Млечный путь № 1 2018
Повесть
Павел АМНУЭЛЬ
ДЕЛО О ДУРНОМ ВЗГЛЯДЕ
Женщина стояла к нему спиной, Розенфельд видел ее отражение в витрине, черты лица были чуть искажены, и он решил, что обознался. Замедлил шаг, но прошел мимо.
– Ариэль? – услышал он знакомый с детства голос и, обернувшись, уже не испытывал сомнений.
– Лайза… – пробормотал он.
Он не знал, что сказать еще. «Сколько лет…» Да, лет пятнадцать. Он тогда поступил в университет и уезжал из Детройта, а она еще не окончила школу, и родители требовали, чтобы дочь возвращалась домой не позже десяти. Самолет улетал в три ночи, она хотела проводить его в аэропорт, но прощаться пришлось на детской площадке, где он как-то залепил ей снежком в голову, а она огрела его веткой.
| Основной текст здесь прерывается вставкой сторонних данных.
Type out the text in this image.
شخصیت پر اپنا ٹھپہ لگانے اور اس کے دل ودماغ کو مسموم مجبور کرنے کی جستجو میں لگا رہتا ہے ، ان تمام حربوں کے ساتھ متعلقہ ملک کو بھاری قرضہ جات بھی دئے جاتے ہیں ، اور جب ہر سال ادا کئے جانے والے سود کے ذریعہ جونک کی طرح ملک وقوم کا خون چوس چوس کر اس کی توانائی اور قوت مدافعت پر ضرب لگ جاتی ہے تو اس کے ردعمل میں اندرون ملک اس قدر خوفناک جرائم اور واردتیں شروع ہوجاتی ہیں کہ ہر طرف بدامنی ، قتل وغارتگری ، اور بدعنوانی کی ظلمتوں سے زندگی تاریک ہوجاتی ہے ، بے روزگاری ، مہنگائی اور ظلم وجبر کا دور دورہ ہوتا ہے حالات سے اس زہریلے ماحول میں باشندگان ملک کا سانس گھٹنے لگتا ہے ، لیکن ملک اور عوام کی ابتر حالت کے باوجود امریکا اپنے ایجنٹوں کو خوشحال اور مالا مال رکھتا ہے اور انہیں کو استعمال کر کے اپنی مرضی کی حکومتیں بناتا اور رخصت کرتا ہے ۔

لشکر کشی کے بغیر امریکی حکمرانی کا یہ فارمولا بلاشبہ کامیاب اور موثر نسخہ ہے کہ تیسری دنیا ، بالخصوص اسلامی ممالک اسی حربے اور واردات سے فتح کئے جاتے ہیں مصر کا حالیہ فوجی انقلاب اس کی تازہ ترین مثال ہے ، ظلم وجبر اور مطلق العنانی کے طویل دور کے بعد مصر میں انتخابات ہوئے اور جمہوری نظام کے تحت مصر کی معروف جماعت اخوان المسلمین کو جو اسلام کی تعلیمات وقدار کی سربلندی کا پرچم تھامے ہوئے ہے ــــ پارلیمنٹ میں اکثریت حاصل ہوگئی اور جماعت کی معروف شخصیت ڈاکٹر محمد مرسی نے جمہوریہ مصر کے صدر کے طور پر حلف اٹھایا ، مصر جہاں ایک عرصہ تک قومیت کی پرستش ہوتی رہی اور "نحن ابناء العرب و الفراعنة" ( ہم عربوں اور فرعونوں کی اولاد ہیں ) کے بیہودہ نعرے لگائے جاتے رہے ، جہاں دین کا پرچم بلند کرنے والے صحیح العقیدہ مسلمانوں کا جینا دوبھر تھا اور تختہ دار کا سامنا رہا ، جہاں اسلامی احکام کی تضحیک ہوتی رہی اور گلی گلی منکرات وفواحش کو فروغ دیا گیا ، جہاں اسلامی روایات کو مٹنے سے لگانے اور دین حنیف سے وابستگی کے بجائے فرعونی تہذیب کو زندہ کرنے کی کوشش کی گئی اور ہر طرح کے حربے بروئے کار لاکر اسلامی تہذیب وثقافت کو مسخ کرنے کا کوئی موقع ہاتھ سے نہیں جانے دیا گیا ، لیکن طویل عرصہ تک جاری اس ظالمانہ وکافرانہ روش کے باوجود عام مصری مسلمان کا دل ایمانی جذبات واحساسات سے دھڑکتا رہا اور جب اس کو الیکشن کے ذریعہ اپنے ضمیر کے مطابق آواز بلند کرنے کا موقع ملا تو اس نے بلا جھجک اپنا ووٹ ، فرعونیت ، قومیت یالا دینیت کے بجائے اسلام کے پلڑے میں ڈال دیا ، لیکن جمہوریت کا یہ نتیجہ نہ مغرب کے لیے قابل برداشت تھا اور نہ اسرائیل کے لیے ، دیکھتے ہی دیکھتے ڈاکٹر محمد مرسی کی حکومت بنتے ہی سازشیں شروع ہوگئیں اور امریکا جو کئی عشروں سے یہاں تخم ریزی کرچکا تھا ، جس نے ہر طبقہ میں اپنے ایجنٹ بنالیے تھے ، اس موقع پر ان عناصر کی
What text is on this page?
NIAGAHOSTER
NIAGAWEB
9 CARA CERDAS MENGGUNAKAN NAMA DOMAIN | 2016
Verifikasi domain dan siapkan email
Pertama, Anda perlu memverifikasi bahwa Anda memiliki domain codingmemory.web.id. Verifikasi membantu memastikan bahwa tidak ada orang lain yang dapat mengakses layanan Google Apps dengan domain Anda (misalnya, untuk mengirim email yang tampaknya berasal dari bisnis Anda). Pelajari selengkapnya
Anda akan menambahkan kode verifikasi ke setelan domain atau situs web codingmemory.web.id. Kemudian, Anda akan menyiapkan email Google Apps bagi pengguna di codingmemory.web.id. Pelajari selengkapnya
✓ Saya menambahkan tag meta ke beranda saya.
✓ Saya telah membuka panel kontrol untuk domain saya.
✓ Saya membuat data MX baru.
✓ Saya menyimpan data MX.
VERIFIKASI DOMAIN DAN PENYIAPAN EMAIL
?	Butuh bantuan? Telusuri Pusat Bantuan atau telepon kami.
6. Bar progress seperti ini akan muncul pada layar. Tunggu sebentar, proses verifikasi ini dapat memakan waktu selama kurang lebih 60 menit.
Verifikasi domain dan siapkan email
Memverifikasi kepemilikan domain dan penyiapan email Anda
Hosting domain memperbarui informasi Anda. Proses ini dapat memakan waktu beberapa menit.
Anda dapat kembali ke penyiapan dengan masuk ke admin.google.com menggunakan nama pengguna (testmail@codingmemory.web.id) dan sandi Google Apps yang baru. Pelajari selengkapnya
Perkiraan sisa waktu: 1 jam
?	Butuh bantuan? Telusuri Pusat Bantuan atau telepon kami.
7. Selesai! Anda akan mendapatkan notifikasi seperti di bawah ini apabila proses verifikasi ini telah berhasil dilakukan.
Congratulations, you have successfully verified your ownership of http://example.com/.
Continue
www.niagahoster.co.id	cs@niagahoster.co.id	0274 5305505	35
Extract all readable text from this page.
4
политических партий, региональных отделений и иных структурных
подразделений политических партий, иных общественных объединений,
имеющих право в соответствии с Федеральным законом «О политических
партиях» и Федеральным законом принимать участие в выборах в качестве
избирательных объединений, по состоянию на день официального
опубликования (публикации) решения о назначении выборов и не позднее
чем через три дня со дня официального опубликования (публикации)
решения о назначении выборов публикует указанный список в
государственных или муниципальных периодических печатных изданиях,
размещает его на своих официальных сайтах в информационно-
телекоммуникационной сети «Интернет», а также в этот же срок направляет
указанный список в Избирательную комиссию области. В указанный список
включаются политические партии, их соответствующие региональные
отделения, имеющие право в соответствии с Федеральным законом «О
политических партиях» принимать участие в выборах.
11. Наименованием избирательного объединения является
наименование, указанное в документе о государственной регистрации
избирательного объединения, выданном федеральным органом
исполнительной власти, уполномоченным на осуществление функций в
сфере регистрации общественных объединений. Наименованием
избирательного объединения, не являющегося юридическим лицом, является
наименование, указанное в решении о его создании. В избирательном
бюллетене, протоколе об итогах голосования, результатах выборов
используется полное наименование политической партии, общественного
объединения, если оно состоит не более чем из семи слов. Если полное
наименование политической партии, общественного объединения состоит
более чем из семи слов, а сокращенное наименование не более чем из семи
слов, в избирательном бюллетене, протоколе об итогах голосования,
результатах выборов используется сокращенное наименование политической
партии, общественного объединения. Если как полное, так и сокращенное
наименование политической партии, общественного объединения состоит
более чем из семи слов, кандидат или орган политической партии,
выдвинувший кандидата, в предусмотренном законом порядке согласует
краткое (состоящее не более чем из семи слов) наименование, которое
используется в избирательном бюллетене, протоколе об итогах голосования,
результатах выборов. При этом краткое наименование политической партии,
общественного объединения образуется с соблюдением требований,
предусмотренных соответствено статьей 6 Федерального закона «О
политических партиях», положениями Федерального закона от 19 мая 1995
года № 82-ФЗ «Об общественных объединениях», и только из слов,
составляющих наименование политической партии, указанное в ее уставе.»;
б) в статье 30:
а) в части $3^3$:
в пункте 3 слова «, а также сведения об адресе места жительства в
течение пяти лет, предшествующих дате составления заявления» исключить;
Было больно.
– Сколько лет…
Она рассмеялась, разглядев – вспомнив! – его радость, удовольствие и неумение находить правильные слова в неожиданных ситуациях.
– Пятнадцать лет, три месяца и семь дней, – сказала Лайза.
– Ты считала? – поразился он.
Ей хотелось сказать: «конечно».
– Нет, назвала первое число, пришедшее в голову. Наверно, близко к истине?
– Да, – кивнул он. – Не семь дней, а семнадцать.
– Ты считал? – не очень удивилась она, зная его с детства.
Ему хотелось сказать: «конечно».
– Нет. Я вспомнил тот день, а пересчитать в уме – простая арифметика.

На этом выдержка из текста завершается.